JEFF: She was just, and I want to be clear, like –
MICHI: No, no, no! She’s serious, she really believes this kind of thing, and so do a lot of women. I used to believe that kind of thing. I used to think that the problem was, that women were not tough enough –
JEFF: And hang on, before you get too deep into it, I just want to be clear though, I think that people are entitled to their viewpoints and opinions, and I think that we’re doing a good job of kind of refuting that with our own opinions, but I just want to make it clear that, it’s like, you can have your own viewpoints.
LAURA: And I just want to say that Karlyn, you admitted that you’ve done some gatekeeping. So has Michi. I probably have at some time.
MICHI: We all have, probably.
JEFF: People are at different phases.
LAURA: And I understand that people are in different phases. And while, you know, deep down I’m like, “You need to be out of that phase right now!” Realistically I know that that’s not going to happen, and that all we can do is civilly talk to each other and try to work this out. And just because I tell someone that you’re saying something that’s sexist or you’re being misogynist or you’re kind of displaying gatekeeping behaviors, does not mean that you ARE sexist, ARE misogynist, or ARE a gatekeeper. What I’m saying is, this is what you’re doing, it’s not defining who you are. You can overcome that.
JEFF: And that’s part of the progressive movement of any type of situation like this. It’s like, you’re not going to flip the switch overnight. And if you did, it would probably be problematic, right? If they freed the slaves and just put them in the post office right after that, shit would be bad, right? [laughter]
DAWN: That’s the example you’re going to go with?
LAURA: You just did not say that.
KARLYN: That was not your best example, Jeff.
ERIN: So that happened.
ERIN: Word of the day.
MICHI: The problem is, with a lot of this women-versus-women, with the fake geek girl thing, what it comes down to is that it’s pitting women against women when the problem really is sexism and misogyny in geek culture. It’s not other women being fake geeks that’s the problem. The real problem is sexism and misogyny of which the fake geek girl phenomenon is a manifestation, and that’s why we really want to talk about it.
JEFF: And we could talk about this forever and ever and ever, but unfortunately we’ve got to wrap it up. I want to thank you guys for joining us. It was a really, really, really good conversation. Looking forward to the panel, “Exorcising the Spectre of the Fake Geek Girl.” That is on . . .

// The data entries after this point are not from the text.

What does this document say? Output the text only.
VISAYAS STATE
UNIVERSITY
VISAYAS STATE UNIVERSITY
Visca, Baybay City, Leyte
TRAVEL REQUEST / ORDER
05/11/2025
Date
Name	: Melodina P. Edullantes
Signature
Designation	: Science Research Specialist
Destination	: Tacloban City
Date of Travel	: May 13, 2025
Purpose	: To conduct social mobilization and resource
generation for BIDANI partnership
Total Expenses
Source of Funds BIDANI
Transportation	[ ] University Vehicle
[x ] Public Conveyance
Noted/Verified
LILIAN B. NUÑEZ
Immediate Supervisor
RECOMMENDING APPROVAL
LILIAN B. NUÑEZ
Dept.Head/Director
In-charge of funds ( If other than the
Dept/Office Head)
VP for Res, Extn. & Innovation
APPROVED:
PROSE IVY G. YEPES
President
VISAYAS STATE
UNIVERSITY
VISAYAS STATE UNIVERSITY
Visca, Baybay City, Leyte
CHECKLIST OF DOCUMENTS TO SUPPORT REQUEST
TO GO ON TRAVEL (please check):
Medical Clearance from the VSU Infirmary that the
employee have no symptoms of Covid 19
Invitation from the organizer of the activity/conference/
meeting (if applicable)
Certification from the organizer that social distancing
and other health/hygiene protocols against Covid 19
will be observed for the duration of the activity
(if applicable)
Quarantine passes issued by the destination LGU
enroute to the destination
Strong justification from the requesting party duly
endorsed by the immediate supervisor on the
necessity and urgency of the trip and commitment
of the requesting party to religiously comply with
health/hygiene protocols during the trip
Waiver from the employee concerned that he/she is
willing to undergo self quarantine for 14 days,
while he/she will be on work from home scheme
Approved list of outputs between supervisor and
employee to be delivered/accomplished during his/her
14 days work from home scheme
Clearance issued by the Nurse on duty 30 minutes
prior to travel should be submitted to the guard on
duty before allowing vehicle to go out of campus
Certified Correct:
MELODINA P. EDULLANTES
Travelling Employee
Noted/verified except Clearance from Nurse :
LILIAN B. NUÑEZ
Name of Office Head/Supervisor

MICHI: Sunday, April 28th, at 12:15 – 1:15 in room W473 at McCormick Place.
JEFF: And if you haven’t bought your tickets to C2E2, you can buy them on chicagonerds.com, just click the little banner so we get a little swag points for that. Michi, Laura, Dawn, Erin, Karlyn, Jen, thanks for joining us. We will put links to where you can find them all in the show notes.
MICHI: Thanks so much for having us.
LAURA, ERIN, DAWN, KARLYN, JEN: Thank you.